UNITED STATES DISTRICT COURT EASTERN DISTRICT OF NEW YORK
February 7, 2007
COY HUGGINS, PETITIONER,
RICHARD A. GIRDICK, SUPERINTENDENT OF UPSTATE CORRECTIONAL FACILITY, RESPONDENT.
The opinion of the court was delivered by: Gershon, United States District Judge
Petitioner Coy Huggins objects to so much of the Report and Recommendation of Magistrate Judge Pohorelsky, dated January 2, 2007, that held that he was not entitled to a lawyer at his lineup. By extension, petitioner also claims that his counsel was ineffective for failing to complain about the absence of a lawyer at the lineup.

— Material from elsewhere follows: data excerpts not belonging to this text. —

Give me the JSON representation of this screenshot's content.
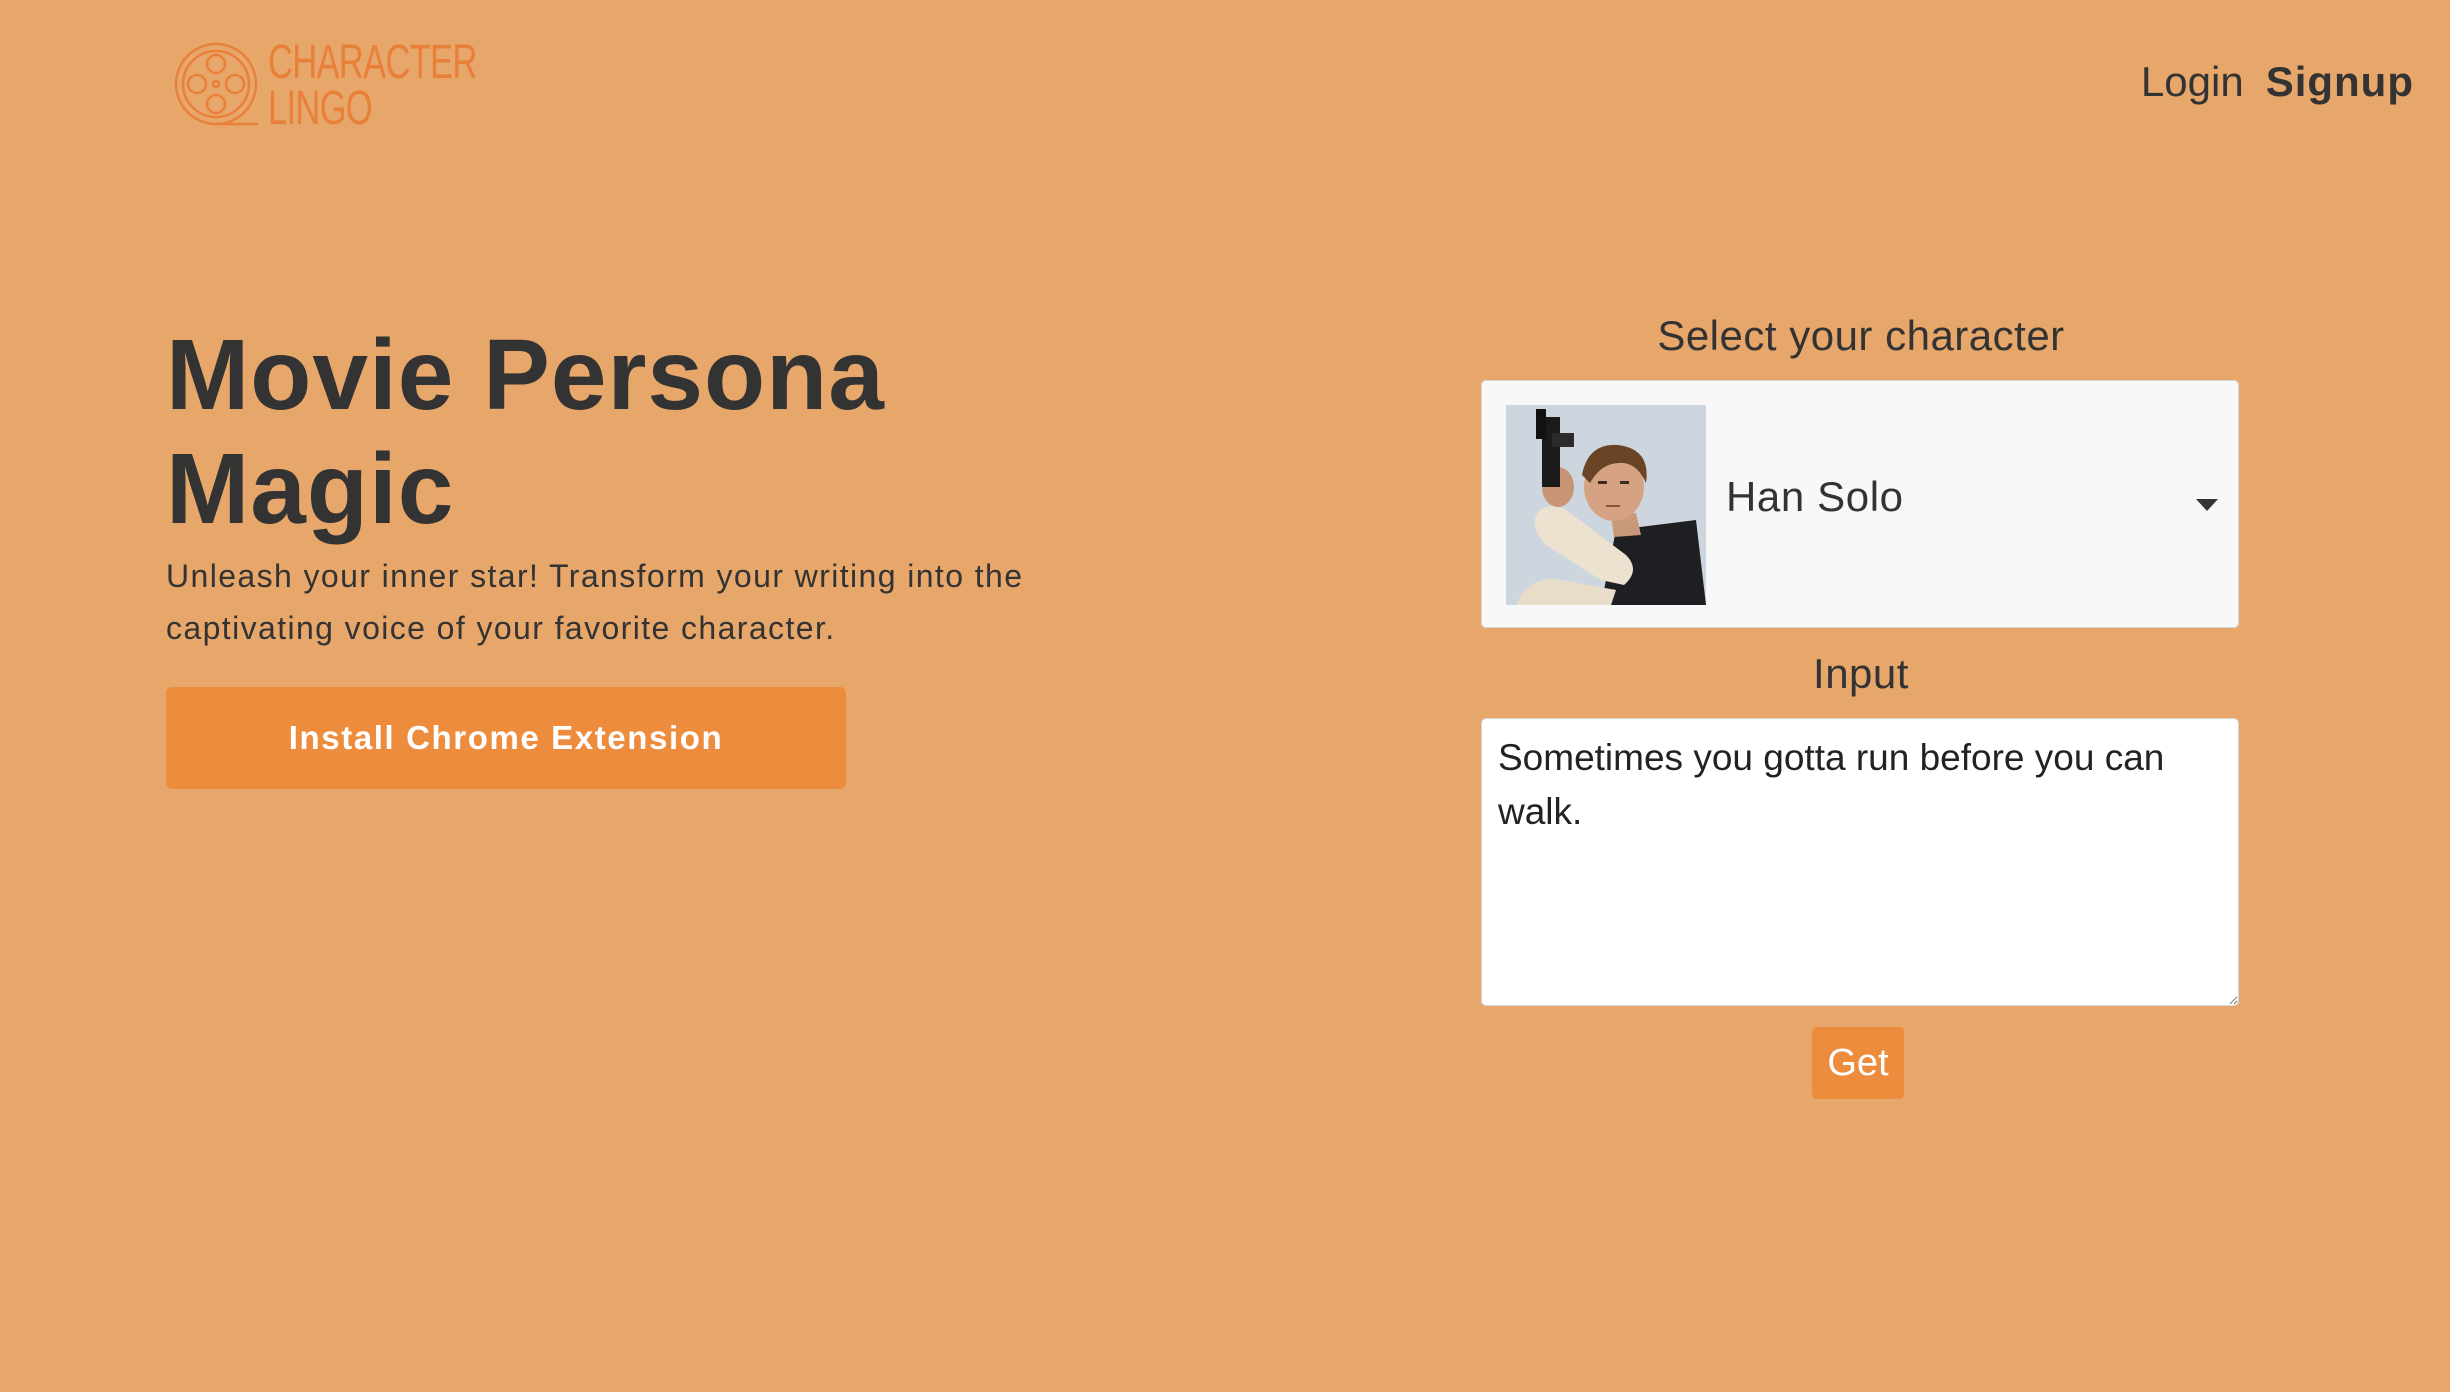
{
  "header": {
    "logo_line1": "CHARACTER",
    "logo_line2": "LINGO",
    "login_label": "Login",
    "signup_label": "Signup"
  },
  "hero": {
    "title": "Movie Persona Magic",
    "subtitle": "Unleash your inner star! Transform your writing into the captivating voice of your favorite character.",
    "install_button_label": "Install Chrome Extension"
  },
  "form": {
    "character_label": "Select your character",
    "selected_character": "Han Solo",
    "input_label": "Input",
    "input_value": "Sometimes you gotta run before you can walk.",
    "submit_label": "Get"
  },
  "icons": {
    "logo": "film-reel-icon",
    "dropdown": "caret-down-icon"
  },
  "colors": {
    "background": "#e7a66a",
    "accent": "#ee8c3e",
    "logo": "#e8803a",
    "text": "#333333"
  }
}
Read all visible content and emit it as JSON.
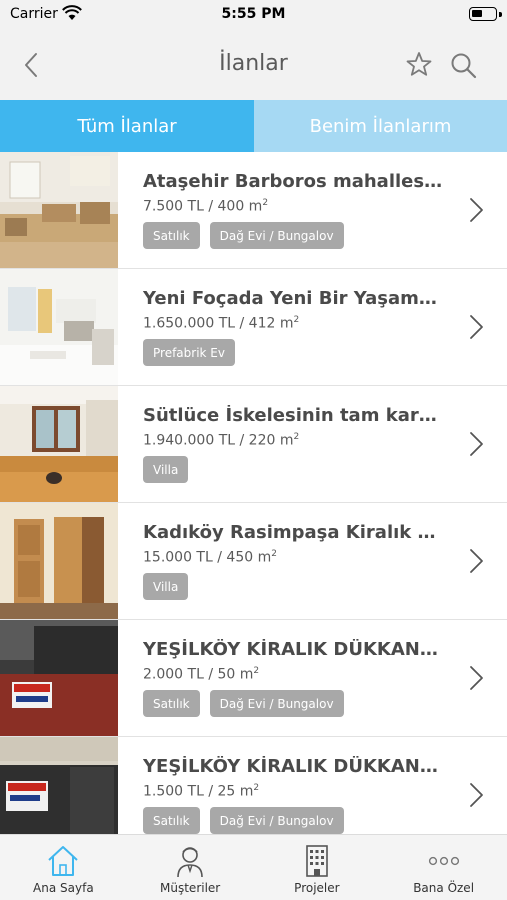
{
  "status_bar": {
    "carrier": "Carrier",
    "time": "5:55 PM"
  },
  "nav": {
    "title": "İlanlar"
  },
  "tabs": [
    {
      "label": "Tüm İlanlar",
      "active": true
    },
    {
      "label": "Benim İlanlarım",
      "active": false
    }
  ],
  "listings": [
    {
      "title": "Ataşehir Barboros mahallesi...",
      "price": "7.500 TL / 400 m",
      "unit_sup": "2",
      "tags": [
        "Satılık",
        "Dağ Evi / Bungalov"
      ]
    },
    {
      "title": "Yeni Foçada Yeni Bir Yaşam;...",
      "price": "1.650.000 TL / 412 m",
      "unit_sup": "2",
      "tags": [
        "Prefabrik Ev"
      ]
    },
    {
      "title": "Sütlüce İskelesinin tam karşı...",
      "price": "1.940.000 TL / 220 m",
      "unit_sup": "2",
      "tags": [
        "Villa"
      ]
    },
    {
      "title": "Kadıköy Rasimpaşa Kiralık  K...",
      "price": "15.000 TL / 450 m",
      "unit_sup": "2",
      "tags": [
        "Villa"
      ]
    },
    {
      "title": "YEŞİLKÖY KİRALIK DÜKKAN İŞY...",
      "price": "2.000 TL / 50 m",
      "unit_sup": "2",
      "tags": [
        "Satılık",
        "Dağ Evi / Bungalov"
      ]
    },
    {
      "title": "YEŞİLKÖY KİRALIK DÜKKAN İŞY...",
      "price": "1.500 TL / 25 m",
      "unit_sup": "2",
      "tags": [
        "Satılık",
        "Dağ Evi / Bungalov"
      ]
    }
  ],
  "tab_bar": [
    {
      "label": "Ana Sayfa",
      "icon": "home-icon",
      "active": true
    },
    {
      "label": "Müşteriler",
      "icon": "customer-icon",
      "active": false
    },
    {
      "label": "Projeler",
      "icon": "building-icon",
      "active": false
    },
    {
      "label": "Bana Özel",
      "icon": "more-icon",
      "active": false
    }
  ],
  "colors": {
    "accent": "#3fb6ee",
    "accent_light": "#a6d9f3",
    "tag_bg": "#a8a8a8",
    "tab_icon_active": "#3fb6ee"
  }
}
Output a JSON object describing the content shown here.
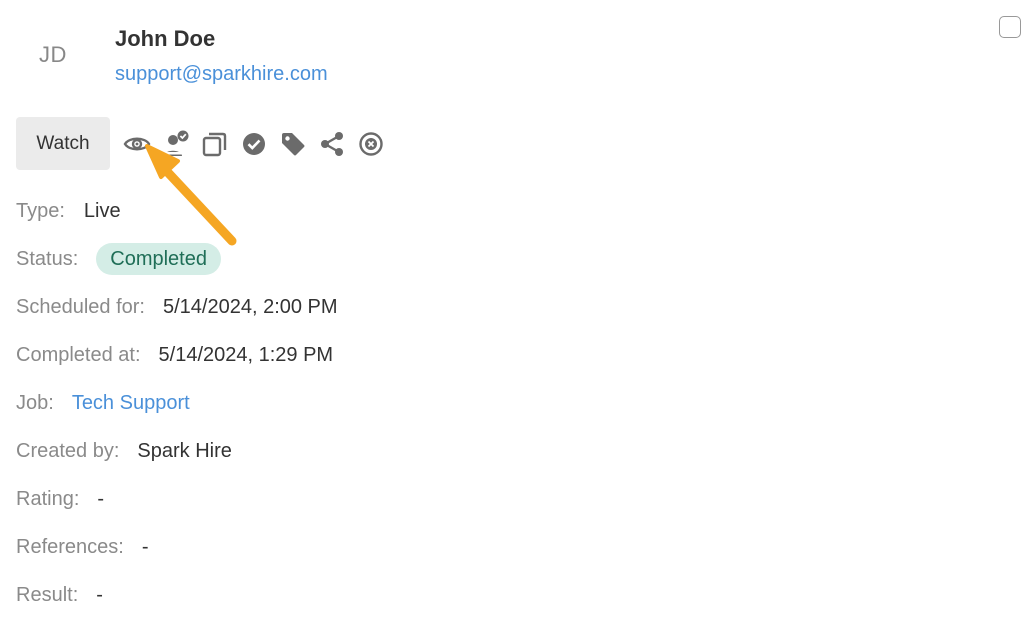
{
  "candidate": {
    "initials": "JD",
    "name": "John Doe",
    "email": "support@sparkhire.com"
  },
  "toolbar": {
    "watch_label": "Watch",
    "icons": [
      "eye-icon",
      "person-check-icon",
      "copy-icon",
      "check-circle-icon",
      "tag-icon",
      "share-icon",
      "close-circle-icon"
    ]
  },
  "details": {
    "type": {
      "label": "Type:",
      "value": "Live"
    },
    "status": {
      "label": "Status:",
      "value": "Completed"
    },
    "scheduled": {
      "label": "Scheduled for:",
      "value": "5/14/2024, 2:00 PM"
    },
    "completed": {
      "label": "Completed at:",
      "value": "5/14/2024, 1:29 PM"
    },
    "job": {
      "label": "Job:",
      "value": "Tech Support"
    },
    "created_by": {
      "label": "Created by:",
      "value": "Spark Hire"
    },
    "rating": {
      "label": "Rating:",
      "value": "-"
    },
    "references": {
      "label": "References:",
      "value": "-"
    },
    "result": {
      "label": "Result:",
      "value": "-"
    }
  },
  "colors": {
    "link": "#4a90d9",
    "icon": "#6b6b6b",
    "badge_bg": "#d4ede6",
    "badge_text": "#1f6e57",
    "arrow": "#f5a623"
  }
}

I have carefully reviewed the documents which the petitioner has submitted in support of his objection, as well as the other portions of the record that affect his claim. Based upon that review and the applicable case law, I conclude that Magistrate Judge Pohorelsky was entirely correct. Petitioner has confused his Fifth Amendment due process rights, as set forth in Miranda v. Arizona, 384 U.S. 436 (1966), which allowed him to decline to speak to law enforcement officialsin the absence of counsel, and his Sixth Amendment right to counsel "[i]n all criminal prosecutions." Under the Sixth Amendment, a defendant has no constitutional right to counsel at an investigatory lineup, that is, a lineup conducted before formal charges are brought. Even where, as here, a defendant is under arrest at the time he appeared in the lineup, "[i]t is well established that under the Sixth Amendment an individual's right to counsel only attaches when 'formal adversarial judicial proceedings' have been initiated against him." Taylor v. Kuhlmann, 36 F. Supp. 2d 534, 548 (E.D.N.Y. 1999). See also Kirby v. Illinois, 406 U.S. 682, 688 (1972); Claudio v. Scully, 982 F.2d 798, 802 (2d Cir. 1992); Horn v. Smith, No. 94 Civ. 2781, 1997 WL 391461, at *3 (E.D.N.Y July 7, 1997). For purposes of evaluating when a defendant's Sixth Amendment right to counsel attaches, federal courts generally look to state law to determine when the adversarial judicial process has commenced. Meadows v. Kuhlmann, 812 F.2d 72, 76 (2d Cir. 1987). In People v. Hawkins, 55 N.Y.2d 474, 487 (1982), the New York Court of Appeals held that, absent the initiation of formal judicial proceedings, a post-arrest investigatory lineup does not trigger a Sixth Amendment right to counsel.
Petitioner's arrest occurred shortly after the crime was committed, in the absence of an arrest warrant. Only after the lineup were formal adversarial judicial proceedings brought against him. Petitioner'sSixth Amendment right to counsel had not attached at the time of the lineup. Therefore, his counsel was not ineffective forfailing to argue otherwise.
Accordingly, petitioner's application for a writ of habeas corpus is denied. Since petitioner has failed to make a substantial showing of the denial of a constitutional right, a certificate of appealability shall not issue. The Clerk of Court is directed to enter judgment for respondent.